Irrational Jumps

A bouncing point moves counterclockwise along a circle with circumference $1$ with jumps of constant length $l \lt 1$, until it hits a gap of length $g \lt 1$, that is placed in a distance $d$ counterclockwise from the starting point. The gap does not include the starting point, that is $g+d \lt 1$.
Let $S(l,g,d)$ be the sum of the length of all jumps, until the point falls into the gap. It can be shown that $S(l,g,d)$ is finite for any irrational jump size $l$, regardless of the values of $g$ and $d$.
Examples:
$S(\sqrt{\frac 1 2}, 0.06, 0.7)=0.7071 \cdots$, $S(\sqrt{\frac 1 2}, 0.06, 0.3543)=1.4142 \cdots$ and $S(\sqrt{\frac 1 2}, 0.06, 0.2427)=16.2634 \cdots$.

Let $M(n, g)$ be the maximum of $ \sum S(\sqrt{\frac 1 p}, g, d)$ for all primes $p \le n$ and any valid value of $d$.
Examples:
$M(3, 0.06) =29.5425 \cdots$, since $S(\sqrt{\frac 1 2}, 0.06, 0.2427)+S(\sqrt{\frac 1 3}, 0.06, 0.2427)=29.5425 \cdots$ is the maximal reachable sum for $g=0.06$.
$M(10, 0.01)=266.9010 \cdots$
Find $M(100, 0.00002)$, rounded to $4$ decimal places.

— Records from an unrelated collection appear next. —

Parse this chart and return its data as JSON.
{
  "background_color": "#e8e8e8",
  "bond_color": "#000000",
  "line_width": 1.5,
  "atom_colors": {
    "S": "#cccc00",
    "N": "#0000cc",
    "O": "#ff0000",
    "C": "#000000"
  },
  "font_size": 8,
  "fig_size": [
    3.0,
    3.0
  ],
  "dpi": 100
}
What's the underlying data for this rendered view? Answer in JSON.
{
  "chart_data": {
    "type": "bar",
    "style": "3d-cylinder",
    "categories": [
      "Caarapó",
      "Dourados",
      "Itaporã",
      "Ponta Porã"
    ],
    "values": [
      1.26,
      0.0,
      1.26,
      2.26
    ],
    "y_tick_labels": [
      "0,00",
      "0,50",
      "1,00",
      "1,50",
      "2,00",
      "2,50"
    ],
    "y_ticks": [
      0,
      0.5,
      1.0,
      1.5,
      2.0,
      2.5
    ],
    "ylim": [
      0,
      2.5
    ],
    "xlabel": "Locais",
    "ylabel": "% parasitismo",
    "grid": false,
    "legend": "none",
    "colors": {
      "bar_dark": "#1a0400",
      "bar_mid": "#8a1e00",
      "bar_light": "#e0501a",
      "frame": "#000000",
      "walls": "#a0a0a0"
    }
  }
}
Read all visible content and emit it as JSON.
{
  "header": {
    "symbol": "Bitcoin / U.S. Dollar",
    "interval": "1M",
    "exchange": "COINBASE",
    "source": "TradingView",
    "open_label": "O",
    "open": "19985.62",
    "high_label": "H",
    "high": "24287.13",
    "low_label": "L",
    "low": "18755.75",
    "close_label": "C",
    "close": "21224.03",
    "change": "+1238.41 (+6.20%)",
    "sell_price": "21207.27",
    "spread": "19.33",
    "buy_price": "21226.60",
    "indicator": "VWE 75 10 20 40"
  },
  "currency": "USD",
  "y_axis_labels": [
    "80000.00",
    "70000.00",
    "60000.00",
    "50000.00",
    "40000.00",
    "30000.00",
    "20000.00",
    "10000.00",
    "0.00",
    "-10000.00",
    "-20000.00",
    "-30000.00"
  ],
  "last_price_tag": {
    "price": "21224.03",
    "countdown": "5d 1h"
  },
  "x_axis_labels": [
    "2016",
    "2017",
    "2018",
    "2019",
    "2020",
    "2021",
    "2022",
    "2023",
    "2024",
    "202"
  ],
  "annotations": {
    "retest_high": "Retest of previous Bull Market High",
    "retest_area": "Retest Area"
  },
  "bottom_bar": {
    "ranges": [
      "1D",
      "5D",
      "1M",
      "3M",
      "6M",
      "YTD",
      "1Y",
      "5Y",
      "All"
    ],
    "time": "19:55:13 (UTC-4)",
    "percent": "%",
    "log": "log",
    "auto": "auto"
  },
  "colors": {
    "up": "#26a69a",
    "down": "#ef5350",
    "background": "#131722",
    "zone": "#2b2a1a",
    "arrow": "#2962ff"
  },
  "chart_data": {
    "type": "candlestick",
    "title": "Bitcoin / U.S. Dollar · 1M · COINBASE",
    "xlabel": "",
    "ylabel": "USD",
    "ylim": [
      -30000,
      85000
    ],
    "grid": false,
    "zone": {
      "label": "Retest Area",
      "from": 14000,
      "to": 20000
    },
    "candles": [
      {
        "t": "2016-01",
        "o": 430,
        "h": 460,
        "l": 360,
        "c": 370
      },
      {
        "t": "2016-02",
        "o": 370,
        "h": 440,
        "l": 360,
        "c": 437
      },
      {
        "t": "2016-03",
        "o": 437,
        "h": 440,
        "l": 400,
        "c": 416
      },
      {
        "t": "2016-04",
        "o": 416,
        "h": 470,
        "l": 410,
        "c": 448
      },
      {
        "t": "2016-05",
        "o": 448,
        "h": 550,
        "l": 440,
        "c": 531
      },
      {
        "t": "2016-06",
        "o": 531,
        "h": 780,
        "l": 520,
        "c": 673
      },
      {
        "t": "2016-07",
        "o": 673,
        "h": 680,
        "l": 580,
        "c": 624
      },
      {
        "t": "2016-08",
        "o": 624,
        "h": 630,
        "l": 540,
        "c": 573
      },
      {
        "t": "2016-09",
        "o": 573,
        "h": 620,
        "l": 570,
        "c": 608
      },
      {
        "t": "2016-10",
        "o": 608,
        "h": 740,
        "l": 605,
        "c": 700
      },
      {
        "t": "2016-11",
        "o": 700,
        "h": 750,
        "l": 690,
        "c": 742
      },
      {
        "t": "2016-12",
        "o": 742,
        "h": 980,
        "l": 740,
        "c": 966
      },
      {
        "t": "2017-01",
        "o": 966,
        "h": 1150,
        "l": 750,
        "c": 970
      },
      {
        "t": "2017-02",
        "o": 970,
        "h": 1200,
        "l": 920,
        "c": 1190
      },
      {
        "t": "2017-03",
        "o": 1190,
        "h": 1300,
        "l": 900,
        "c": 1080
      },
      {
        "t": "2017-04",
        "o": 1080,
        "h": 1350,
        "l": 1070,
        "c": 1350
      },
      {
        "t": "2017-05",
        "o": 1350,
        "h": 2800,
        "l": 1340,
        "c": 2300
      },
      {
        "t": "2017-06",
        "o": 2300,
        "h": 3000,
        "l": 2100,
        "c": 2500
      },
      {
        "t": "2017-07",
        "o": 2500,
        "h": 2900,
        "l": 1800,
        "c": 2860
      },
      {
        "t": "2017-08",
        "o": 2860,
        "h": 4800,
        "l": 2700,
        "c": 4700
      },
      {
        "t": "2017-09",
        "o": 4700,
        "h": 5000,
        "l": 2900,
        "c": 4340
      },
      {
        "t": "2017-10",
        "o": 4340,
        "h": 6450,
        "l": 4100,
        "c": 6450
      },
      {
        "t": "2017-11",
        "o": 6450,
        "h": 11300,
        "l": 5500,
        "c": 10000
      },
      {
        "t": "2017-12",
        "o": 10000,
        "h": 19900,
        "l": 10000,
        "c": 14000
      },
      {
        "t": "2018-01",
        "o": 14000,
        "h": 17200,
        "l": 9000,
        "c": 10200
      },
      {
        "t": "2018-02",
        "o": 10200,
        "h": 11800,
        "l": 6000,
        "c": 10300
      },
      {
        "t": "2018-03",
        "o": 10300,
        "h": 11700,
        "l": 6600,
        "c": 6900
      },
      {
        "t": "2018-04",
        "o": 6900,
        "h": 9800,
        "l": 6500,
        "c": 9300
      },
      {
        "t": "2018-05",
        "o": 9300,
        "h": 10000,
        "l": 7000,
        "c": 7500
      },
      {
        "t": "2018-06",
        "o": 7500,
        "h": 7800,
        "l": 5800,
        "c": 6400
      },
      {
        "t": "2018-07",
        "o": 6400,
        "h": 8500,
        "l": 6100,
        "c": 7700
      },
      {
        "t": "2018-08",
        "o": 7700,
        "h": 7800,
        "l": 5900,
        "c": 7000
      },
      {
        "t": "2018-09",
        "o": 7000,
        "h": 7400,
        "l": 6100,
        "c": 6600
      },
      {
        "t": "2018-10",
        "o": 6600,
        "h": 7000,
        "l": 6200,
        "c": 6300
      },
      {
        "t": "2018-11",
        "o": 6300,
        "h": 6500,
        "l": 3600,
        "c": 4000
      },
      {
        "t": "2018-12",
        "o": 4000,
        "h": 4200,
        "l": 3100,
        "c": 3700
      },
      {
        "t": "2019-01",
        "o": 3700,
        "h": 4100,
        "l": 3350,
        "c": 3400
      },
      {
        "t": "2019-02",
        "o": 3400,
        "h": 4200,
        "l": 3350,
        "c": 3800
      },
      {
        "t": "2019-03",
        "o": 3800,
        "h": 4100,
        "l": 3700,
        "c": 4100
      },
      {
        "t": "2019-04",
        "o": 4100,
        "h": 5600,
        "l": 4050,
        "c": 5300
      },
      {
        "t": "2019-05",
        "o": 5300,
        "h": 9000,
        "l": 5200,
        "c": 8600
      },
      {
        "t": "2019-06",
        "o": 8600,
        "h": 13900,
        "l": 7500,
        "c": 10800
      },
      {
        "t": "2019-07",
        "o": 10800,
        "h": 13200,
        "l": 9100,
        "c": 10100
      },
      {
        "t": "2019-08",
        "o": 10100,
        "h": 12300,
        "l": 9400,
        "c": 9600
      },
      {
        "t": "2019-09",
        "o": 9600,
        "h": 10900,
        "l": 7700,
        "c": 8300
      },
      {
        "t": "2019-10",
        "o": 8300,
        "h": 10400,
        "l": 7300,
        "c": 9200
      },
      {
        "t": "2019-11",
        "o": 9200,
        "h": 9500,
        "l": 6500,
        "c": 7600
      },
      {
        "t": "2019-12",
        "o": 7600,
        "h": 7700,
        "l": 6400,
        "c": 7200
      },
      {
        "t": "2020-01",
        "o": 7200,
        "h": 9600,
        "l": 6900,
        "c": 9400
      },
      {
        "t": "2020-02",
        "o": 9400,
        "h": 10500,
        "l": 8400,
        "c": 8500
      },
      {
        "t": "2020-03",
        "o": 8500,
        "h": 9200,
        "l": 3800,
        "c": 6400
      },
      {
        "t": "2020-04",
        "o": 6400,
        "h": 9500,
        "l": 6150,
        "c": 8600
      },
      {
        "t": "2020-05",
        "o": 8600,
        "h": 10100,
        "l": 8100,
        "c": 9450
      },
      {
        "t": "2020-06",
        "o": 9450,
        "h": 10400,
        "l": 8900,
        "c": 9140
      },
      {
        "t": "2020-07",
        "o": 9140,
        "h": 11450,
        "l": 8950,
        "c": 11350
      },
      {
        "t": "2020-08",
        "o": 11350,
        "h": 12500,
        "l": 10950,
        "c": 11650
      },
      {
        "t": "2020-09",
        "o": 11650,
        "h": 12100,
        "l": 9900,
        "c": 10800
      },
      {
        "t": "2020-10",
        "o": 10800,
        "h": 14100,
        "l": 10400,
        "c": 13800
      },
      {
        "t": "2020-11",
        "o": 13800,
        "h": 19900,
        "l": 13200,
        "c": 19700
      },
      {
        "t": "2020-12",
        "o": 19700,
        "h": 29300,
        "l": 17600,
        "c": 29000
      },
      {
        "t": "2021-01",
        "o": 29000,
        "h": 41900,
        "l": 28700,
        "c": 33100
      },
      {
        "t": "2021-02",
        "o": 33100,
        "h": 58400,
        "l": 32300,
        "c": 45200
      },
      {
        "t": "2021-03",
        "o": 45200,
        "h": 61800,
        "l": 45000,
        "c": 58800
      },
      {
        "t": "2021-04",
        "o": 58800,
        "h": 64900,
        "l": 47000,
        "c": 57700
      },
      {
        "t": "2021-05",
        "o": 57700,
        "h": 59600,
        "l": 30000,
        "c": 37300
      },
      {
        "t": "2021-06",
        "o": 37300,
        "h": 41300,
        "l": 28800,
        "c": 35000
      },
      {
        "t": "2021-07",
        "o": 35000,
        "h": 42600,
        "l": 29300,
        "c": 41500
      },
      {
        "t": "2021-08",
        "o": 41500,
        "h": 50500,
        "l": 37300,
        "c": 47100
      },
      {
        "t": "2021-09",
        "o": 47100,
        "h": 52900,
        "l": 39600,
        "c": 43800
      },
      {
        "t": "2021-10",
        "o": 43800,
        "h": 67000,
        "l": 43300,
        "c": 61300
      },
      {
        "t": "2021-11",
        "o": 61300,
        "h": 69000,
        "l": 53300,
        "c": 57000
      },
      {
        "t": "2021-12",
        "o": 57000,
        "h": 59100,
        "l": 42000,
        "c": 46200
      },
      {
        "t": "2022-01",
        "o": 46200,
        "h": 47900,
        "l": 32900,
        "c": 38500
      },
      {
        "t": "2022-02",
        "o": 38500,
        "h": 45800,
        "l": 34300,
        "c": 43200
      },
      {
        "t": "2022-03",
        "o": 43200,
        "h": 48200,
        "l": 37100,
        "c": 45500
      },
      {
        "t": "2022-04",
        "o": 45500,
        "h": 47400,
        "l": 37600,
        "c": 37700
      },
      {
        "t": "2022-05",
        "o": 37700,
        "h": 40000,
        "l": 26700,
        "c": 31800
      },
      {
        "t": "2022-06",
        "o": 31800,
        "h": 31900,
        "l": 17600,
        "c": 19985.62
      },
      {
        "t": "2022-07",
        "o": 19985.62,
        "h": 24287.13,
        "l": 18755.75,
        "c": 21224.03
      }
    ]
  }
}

The task you’re asking involves quite advanced mathematical knowledge and analytic understanding, presumably with number theory and geometry. It seems like a combination of analytical geometric, irrational numbers, and prime number theory.

Firstly, note that the jump size is defined $l=\sqrt{\frac 1 p}$, where $p$ are prime numbers. So, for each prime $p \le n$, we need to find the maximum sum of all jumps $S(\sqrt{\frac 1 p}, g, d)$ for any valid value of $d$. The “valid value” of $d$ means that it must satisfy $0 \le d \lt (1-g)$ since $d+g \lt 1$ is given.

To find the maximum sum of all jumps for a particular prime $p$ (thus a particular jump size $l$), we need to optimally choose the parameter $d$ such that the total sum of jumps before hitting the gap $g$ is maximized. Generally, this involves systematic or algorithmic approach rather than direct computation.

There seem two primary challenges:

1) Finding an optimal $d$ that gives maximum sum of jumps for a particular $p$.
2) Summing up all such maximum sum for all $p \le n$.

Unfortunately, the problem is neither standard nor simple. It requires both systematic programming skills to iterate over “many” valid $d$ values as well as potentially substantial computational resources to handle the iterating until $p=100$. Therefore, a standard “pen and paper” solution is not realistic, and computation should be performed using a computer with advanced mathematical software such as MATLAB, Python, R, Mathematica, etc. Also, it requires high level skill in those programming languages and understanding in above mentioned fields and must be interpreted to devise/program a suitable algorithm or series of procedures.

Thus, we cannot provide a concrete number without implementing and executing such program, which is out of scope here.